De eerste van vier dinsdagen waarop er te Mechelen lessen gegeven werden over “Familieleven” in de maand oktober. Lesgevers waren prof Roels, André Demedts, Emiel Van Haesendonck, oud-minister Verbist, Monseigneur Cruysbergs en de man die het slotwoord verzorgde Monseigneur Schoenmaeckers. Een dertigtal mannelijke en vrouwelijke jonge Leestenaars volgden deze lessen in het St. Romboutscollege. (“DB”, nr 11)
1955 – 6 oktober : Brand in de “Jupi”.
In de schoenenfabriek van de familie Piessens “Jupi” ontstond een kleine brand in een opslagplaats. (DB-1955)
Foto’s :
- Paus Pius X, de paus van de kindercommunie.
-De voor- en achterkant van het santje dat de Maria-Missie te Leest aankondigde.
-Advertenties van de schoenen “Jupi” in “De Band” uit die periode.
1955 – Septembernummer “De Band” : Onze nieuwe kapel. KAPEL van O.L. VROUW van FATIMA.
In “De Band” nr.8 van 1955 verscheen een tekening (zie onderaan) van de kapel met volgende tekst : “Dezer dagen werd een aanvang gemaakt met het bouwen van een nieuwe kapel op de hoek van de weide van Emiel Verschueren. Ziehier enkele gegevens over deze kapel : De voorkant van de kapel heeft een breedte van 2,5 m. Het zal van voor een lage afsluiting hebben in ijzer. De boog rond de ingang wordt gemaakt in witte steen, evenals de blokken met de jaartallen op. Het dakje zal een 0,60 m oversteken over de ingang, en geschraagd worden door twee zware balken. De totale lengte van de kapel, met de oversteek van het dak bij bedraagt 3,20 m. In de kapel hebben we een grote arduinen steen onder de nis van het Mariabeeld. Neven het beeld nog twee smalle schabben. De bevloering is in groen-marmer vloeren. In de zijgevels zal langs elke kant een smal raampje komen. De nis van het Mariabeeld is 0,50 m op 0,80 m. Het beeld van O.L.Vrouw van Fatima is 0,60 m. Voor het bekostigen van het kapelleke werd er rondgehaald de som van ongeveer 22.500 fr. Dat is gemiddeld een 50 fr per huisgezin van Leest. We danken al deze milde gevers, en zo zal het werkelijk de kapel zijn van alle Leestenaren. Deze som zal waarschijnlijk niet volledig al de onkosten dekken, maar toch al een groot deel. We danken verder de mannen die het graafwerk en het gieten van de fundering hebben gedaan, en al de geburen daar, omdat ze steeds bereid zijn direct in te springen wanneer er moet geholpen worden.”

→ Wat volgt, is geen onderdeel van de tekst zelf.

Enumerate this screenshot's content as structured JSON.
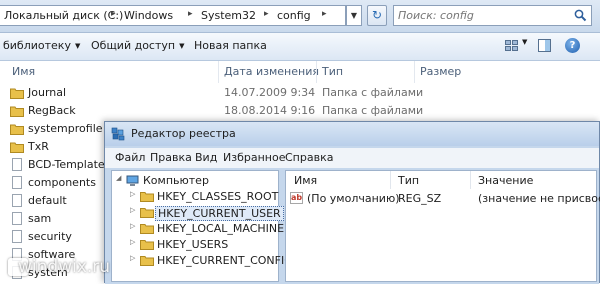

De kapel van O.L.Vrouw van Fatima werd op de wei van de familie Verschueren in de Elleboogstraat geplaatst. Ze werd ingezegend door Mgr. Suenens, die in die tijd nog hulpbisschop was. Tot bekostiging van deze kapel werd toen in de parochie 22.500 frank rond gehaald. Wilfried Hellemans in “De Sint-Niklaasparochie in Leest” : “Deze bakstenen kapel staat op de hoek van de Elleboogstraat en de Tiendenschuurstraat. Ze heeft een vierkantig grondvlak en is open. Een sober ijzeren kruis siert de top en in de zijmuren is een boograampje. Op de vier hoeken werd een steunbeer aangebouwd met bovenaan een zandstenen topstuk waarop vooraan “1855” en “1955”. Ook de rondbogige toegang is in zandsteen.Het tentdak met kunstleien is wijder dan de buitenmuren en wordt ondersteund door houten sloven. In een nis achter een glazen deurtje in de achtermuur staat een beeld van O.L.Vrouw van Fatima. Daaronder is een schab voor kandelaars en bloemen. Zoals (sinds 1977) in de St. Annakapel sluit ook hier eenzelfde smeedijzeren hekje, afkomstig uit de kerkgrille, de kapel af. Ervoor ligt een geplaveid wegje tot op de straat; eerder was het gekasseid. De kapel werd ingewijd in het Mariajaar (op 2 oktober 1955) door de toenmalige hulpbisschop L.J. Suenens.”
Met Onze-Lieve-Vrouw van Fatima wordt Maria aangeduid die tussen mei en oktober 1917 zes keer verschenen zou zijn aan de drie herderskinderen : Lucia, Francisco en Jacinta nabij het Portugese stadje Fatima. Op 13 mei 2017 werden Francisco en Jacinta heilig verklaard door paus Franciscus. (Wikipedia)
1955 – September “De Band” : Onze B.J.B.-ers en hun Werking.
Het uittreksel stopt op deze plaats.